Où les éboueurs portent leur chargement, personne ne se le demande : hors de la ville, c’est sûr ; mais chaque année la ville grandit et les immondices doivent reculer encore ; l’importance de la production augmente et les tas s’en élèvent, se stratifient, se déploient sur un périmètre plus vaste. Ajoute à cela que plus l’industrie de Léonie excelle à fabriquer de nouveaux matériaux, plus les ordures améliorent leur substance, résiste au temps, aux intempéries, aux fermentations, et aux combustions. C’est une forteresse de résidus indestructibles qui entoure Léonie, la domine de tous côtés, tel un théâtre de montagnes.
 

Voici maintenant le résultat : plus Léonie expulse de marchandises, plus elle en
accumule ; les écailles de son passé se soudent ensemble et font une cuirasse qu’on ne peut plus enlever ; en se renouvelant chaque jour, la ville se conserve toute dans cette seule forme définitive : celle des ordures de la veille, qui s’entassent sur les ordures des jours d’avant et de tous les jours, années, lustres de son passé.

 

Le déjet de Léonie envahirait peu à peu le monde, si sur la décharge sans fin ne pressait, au-delà de sa dernière crête, celle des autres villes, qui elles aussi rejettent loin d’elles même des montagnes de déchets.
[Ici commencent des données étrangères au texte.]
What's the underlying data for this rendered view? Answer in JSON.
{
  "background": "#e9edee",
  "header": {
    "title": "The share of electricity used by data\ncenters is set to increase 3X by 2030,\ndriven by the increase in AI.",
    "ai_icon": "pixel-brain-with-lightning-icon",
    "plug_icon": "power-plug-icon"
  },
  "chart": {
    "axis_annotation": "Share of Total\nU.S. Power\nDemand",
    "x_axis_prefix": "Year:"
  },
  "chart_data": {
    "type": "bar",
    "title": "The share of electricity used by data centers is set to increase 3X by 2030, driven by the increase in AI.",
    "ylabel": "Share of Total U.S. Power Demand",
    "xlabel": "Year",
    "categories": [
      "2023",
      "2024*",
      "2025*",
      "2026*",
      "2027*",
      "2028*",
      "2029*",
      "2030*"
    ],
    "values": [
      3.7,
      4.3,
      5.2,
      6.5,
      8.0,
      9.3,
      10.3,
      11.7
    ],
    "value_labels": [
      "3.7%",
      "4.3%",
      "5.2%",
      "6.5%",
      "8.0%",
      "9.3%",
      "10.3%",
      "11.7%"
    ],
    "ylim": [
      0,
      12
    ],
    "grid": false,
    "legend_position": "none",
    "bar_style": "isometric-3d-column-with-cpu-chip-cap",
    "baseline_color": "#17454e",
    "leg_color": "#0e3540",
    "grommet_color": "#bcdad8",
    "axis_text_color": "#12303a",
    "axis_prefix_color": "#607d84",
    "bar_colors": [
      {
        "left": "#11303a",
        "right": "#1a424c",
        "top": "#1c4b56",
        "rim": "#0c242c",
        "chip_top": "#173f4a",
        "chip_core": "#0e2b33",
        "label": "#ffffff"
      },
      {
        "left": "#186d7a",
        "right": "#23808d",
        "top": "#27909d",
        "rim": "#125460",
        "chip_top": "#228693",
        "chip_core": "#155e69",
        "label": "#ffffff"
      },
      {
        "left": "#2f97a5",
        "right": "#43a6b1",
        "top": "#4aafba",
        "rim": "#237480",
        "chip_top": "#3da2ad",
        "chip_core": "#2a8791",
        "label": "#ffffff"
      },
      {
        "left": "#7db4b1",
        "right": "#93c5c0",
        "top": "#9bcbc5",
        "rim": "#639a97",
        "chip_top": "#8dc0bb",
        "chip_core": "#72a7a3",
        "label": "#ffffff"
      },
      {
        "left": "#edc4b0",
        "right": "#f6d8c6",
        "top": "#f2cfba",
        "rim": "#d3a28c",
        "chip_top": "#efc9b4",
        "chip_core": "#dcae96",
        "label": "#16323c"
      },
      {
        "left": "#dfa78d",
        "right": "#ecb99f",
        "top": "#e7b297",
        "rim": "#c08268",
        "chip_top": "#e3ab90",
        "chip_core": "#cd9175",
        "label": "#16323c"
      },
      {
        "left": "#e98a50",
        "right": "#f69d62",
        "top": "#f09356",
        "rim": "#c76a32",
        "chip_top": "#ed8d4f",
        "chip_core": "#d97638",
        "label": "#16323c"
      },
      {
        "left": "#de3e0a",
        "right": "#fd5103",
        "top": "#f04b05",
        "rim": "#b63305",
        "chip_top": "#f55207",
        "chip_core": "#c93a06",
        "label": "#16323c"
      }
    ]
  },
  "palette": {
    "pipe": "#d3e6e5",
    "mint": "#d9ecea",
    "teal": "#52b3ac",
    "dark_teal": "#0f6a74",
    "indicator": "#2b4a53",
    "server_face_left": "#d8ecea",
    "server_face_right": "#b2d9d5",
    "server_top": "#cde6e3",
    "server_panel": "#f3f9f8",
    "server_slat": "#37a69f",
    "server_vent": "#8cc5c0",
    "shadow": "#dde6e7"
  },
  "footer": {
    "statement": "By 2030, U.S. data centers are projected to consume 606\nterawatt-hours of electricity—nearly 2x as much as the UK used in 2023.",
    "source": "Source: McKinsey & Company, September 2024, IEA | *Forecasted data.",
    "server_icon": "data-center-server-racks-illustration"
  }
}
Peut-être le monde entier, au-delà des frontières de Léonie, est-il couvert de cratères d’ordures, chacun avec au centre, une métropole en éruption ininterrompue. Les confins entre villes étrangères ou ennemies sont ainsi des bastions infects où les détritus de l’une et de l’autre se soutiennent réciproquement, se menacent et se mélangent.

 

Plus l’altitude grandit, plus pèse le danger d’éboulement : il suffit qu’un pot de lait, un vieux pneu, une fiasque dépaillée roule du côté de Léonie, et une avalanche de chaussures dépareillées de calendriers d’années passées, de fleurs desséchées submergera la ville sous son propre passé qu’elle tentait en vain de repousser, mêlé à celui des villes limitrophes, enfin nettoyées : un cataclysme nivellera la sordide chaîne de montagnes effacera toute trace de la métropole sans cesse habillée de neuf. Déjà des villes sont prêtes dans le voisinage avec leurs rouleaux compresseurs pour aplanir le sol, s’étendre sur le nouveau territoire, s’agrandir elle-même, rejeter plus loin de nouvelles ordures.